An abscess is an infection that affects a small area of the skin between the toes. It is also known as a furuncle, and is comparable to an infected pimple on the face. They often develop as pus-filled blisters in the webbing between the toes, and can be quite painful.
Furuncles between the toes usually result from a severe bacterial infection. There are certain dog breeds that are prone to the condition due to the presence of short, wiry hairs on the webbing between the toes. These include Labrador Retrievers, Chinese Shar-Peis, and English Bulldogs. As the dog walks around, the shafts of the short hairs are easily pushed backwards into the hair follicles. This results in bacterial infections that come about when the ingrown hairs inflame the skin. There are also cases where the hair shaft itself becomes infected due to presence of foreign particles embedding themselves in the skin, e.g. a splinter or burr.

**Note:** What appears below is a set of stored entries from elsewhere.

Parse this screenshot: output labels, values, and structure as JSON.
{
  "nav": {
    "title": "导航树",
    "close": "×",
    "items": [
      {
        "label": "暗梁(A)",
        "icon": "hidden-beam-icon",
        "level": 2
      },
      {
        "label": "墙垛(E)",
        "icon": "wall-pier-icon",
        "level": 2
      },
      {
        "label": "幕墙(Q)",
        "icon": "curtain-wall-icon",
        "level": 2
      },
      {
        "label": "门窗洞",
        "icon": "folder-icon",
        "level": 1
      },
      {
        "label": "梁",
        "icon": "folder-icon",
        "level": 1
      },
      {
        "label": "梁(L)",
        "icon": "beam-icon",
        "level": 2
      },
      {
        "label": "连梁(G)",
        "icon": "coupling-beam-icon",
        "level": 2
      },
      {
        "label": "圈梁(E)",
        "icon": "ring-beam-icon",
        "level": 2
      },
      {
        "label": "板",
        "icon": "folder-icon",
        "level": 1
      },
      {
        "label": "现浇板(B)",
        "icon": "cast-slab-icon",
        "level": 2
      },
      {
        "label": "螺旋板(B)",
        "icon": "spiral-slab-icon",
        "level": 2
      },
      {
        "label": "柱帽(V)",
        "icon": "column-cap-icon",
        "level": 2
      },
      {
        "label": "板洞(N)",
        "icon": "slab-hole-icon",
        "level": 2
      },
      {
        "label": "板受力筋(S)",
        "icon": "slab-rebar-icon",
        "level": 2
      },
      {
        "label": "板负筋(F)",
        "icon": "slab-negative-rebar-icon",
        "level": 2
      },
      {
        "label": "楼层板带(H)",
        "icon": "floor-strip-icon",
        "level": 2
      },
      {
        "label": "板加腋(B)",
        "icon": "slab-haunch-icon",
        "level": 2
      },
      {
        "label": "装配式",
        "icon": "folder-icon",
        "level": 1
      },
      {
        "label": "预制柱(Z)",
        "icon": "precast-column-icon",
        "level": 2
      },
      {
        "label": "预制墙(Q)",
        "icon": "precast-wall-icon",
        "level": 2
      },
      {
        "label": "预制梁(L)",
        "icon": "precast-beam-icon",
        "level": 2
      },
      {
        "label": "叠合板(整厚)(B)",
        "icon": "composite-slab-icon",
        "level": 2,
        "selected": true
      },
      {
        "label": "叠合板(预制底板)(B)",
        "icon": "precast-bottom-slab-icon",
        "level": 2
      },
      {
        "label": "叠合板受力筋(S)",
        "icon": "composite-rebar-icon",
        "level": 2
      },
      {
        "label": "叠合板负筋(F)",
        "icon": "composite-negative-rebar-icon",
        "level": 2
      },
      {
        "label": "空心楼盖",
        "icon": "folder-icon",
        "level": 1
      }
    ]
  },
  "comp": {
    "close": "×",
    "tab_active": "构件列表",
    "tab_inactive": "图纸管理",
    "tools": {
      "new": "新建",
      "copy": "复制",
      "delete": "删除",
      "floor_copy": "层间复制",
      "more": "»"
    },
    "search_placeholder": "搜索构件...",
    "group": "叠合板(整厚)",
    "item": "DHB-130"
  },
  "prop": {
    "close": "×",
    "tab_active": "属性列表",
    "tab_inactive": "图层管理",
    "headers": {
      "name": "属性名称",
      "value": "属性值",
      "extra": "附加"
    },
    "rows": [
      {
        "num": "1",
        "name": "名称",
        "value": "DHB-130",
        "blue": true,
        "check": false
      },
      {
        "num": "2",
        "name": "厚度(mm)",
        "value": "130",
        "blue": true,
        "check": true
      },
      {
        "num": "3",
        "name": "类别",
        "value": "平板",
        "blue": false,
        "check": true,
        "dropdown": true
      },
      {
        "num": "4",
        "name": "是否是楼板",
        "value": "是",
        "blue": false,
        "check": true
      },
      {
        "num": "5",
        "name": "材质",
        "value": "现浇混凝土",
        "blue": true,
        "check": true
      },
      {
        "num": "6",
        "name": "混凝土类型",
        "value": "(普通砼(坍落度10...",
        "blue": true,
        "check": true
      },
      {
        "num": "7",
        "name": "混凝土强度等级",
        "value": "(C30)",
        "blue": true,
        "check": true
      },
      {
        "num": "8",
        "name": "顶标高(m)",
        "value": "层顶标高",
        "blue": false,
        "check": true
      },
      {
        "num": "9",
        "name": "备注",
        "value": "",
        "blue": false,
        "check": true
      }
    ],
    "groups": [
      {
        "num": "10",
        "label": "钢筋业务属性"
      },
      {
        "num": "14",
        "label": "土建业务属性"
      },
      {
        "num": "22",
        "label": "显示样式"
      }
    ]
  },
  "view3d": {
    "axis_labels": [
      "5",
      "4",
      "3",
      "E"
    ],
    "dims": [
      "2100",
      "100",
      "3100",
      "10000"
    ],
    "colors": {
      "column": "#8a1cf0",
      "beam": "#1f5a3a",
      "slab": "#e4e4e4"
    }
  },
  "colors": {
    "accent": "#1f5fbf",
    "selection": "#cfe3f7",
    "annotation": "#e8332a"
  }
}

The initial signs indicating infected hair follicles that might turn into furuncles are tiny swellings on the webbing between the toes and a reddish rash. Treatment should be prompt otherwise the swellings will quickly turn into shiny, reddish-purple boils 0.4 – 0.8 inches wide. The boils tend to discharge bloody fluid when broken, causing immense pain when the animal tries to walk on the affected foot (or feet). It can even result in lameness, with the dog biting and licking the furuncle. Most furuncles that result from foreign substances are solitary and show up on the front foot. It is quite rare for an animal to experience a recurring furuncle. In cases where a bacterial infection is responsible, new furuncles could form as old ones heal.
A diagnosis is usually dependent on signs available. The furuncles can be pierced in order to locate and eliminate foreign objects. A mixture of localised treatment and broad-spectrum drugs are usually the best options when dealing with furuncles. Use of antibiotics is also typical for the first course of around 4 to 6 weeks, though this can be extended to 8 weeks as it may be hard for antibiotics to pass through the furuncles. It may become necessary to get extra treatment for secondary fungal infections. Alternative treatments include applying antibiotic ointment, dipping the foot in warm water (with or without an antibiotic solution), bandaging and antibiotic wraps. If there is any itching present, then antihistamines can be prescribed for the initial weeks of treatment. Some dogs may also require medication to alleviate the pain.
Improper use of antibiotics, for example not completing the dose, may result in chronic furuncles between the toes. Such situations can also arise if the bacteria are resistant to the prescribed antibiotic. There could also be an underlying disease that is causing the furuncles to keep coming back in spite of medication. Atopy is usually the most common reason for chronic furuncles. Dogs that are locked up cannot suffer from chronic furuncles unless they are removed from wire or concrete surfaces. In case it develops into a long-term condition, surgery of the webbing may be necessary.